Former Gardner-Webb University quarterback John Rock sued the National Collegiate Athletic Association in July 2012 and sought a class action challenging the Indianapolis-based governing body’s prohibition of multi-year college athletic scholarships.
Judge Jane Magnus-Stinson of the Southern District of Indiana dismissed the complaint in March, writing that the complaint “reads more like a press release than a legal filing.” Magnus-Stinson granted the NCAA’s motion to dismiss because Rock had failed to identify a relevant market in his antitrust claim.
On Friday, Magnus-Stinson issued an order allowing Rock to amend the complaint by fixing that defect in the original filing.

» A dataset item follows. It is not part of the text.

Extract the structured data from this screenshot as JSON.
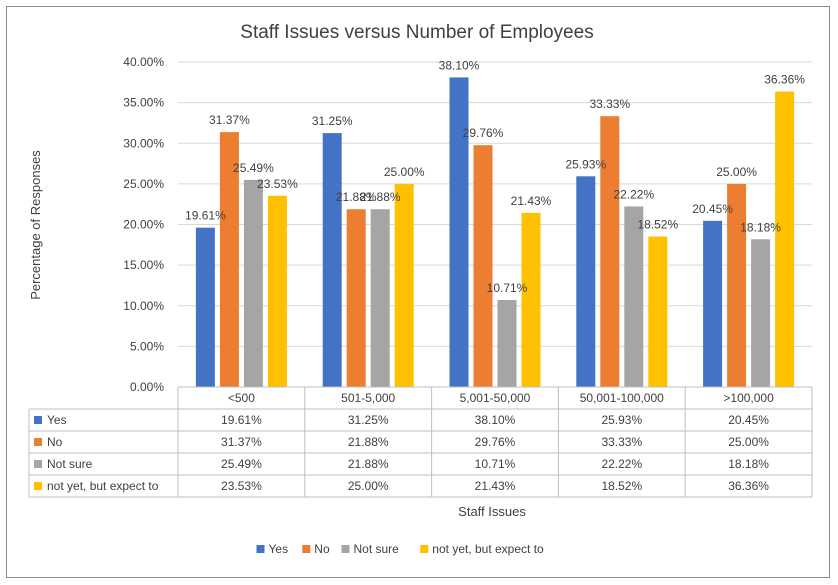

“(F)or the first time, the proposed complaint challenging the bylaws at issue limits the relevant market to Division I college football and further pleads two subdivisions of that market – the Football Bowl Subdivision (‘FBS’) and the Football Championship Subdivision (‘FCS’),” Magnus-Stinson wrote. “While the Court makes no pronouncement on the sufficiency of the relevant market Mr. Rock now proposes, given the Seventh Circuit’s observation that ‘[i]t is undeniable that a market of some sort is at play in (Agnew v. National Collegiate Athletic Association, 683 F.3d 328, 2012) … the Court cannot conclude that the proposed amendment is futile.
“Justice requires giving Mr. Rock a final chance to amend his complaint,” Magnus-Stinson wrote. “The NCAA must answer or otherwise respond to Mr. Rock’s amended complaint.”
Rock claims he was assured a four-year scholarship at Gardner-Webb as long as he remained eligible, but that he lost his athletic scholarship after a coaching change at the North Carolina school.
Seattle-based Hagens Berman LLP brought the lawsuit that was represented locally by Price Waicukauski & Riley LLC. Hagens Berman also filed the Agnew antitrust action, which was dismissed by the 7th Circuit Court of Appeals in September 2011.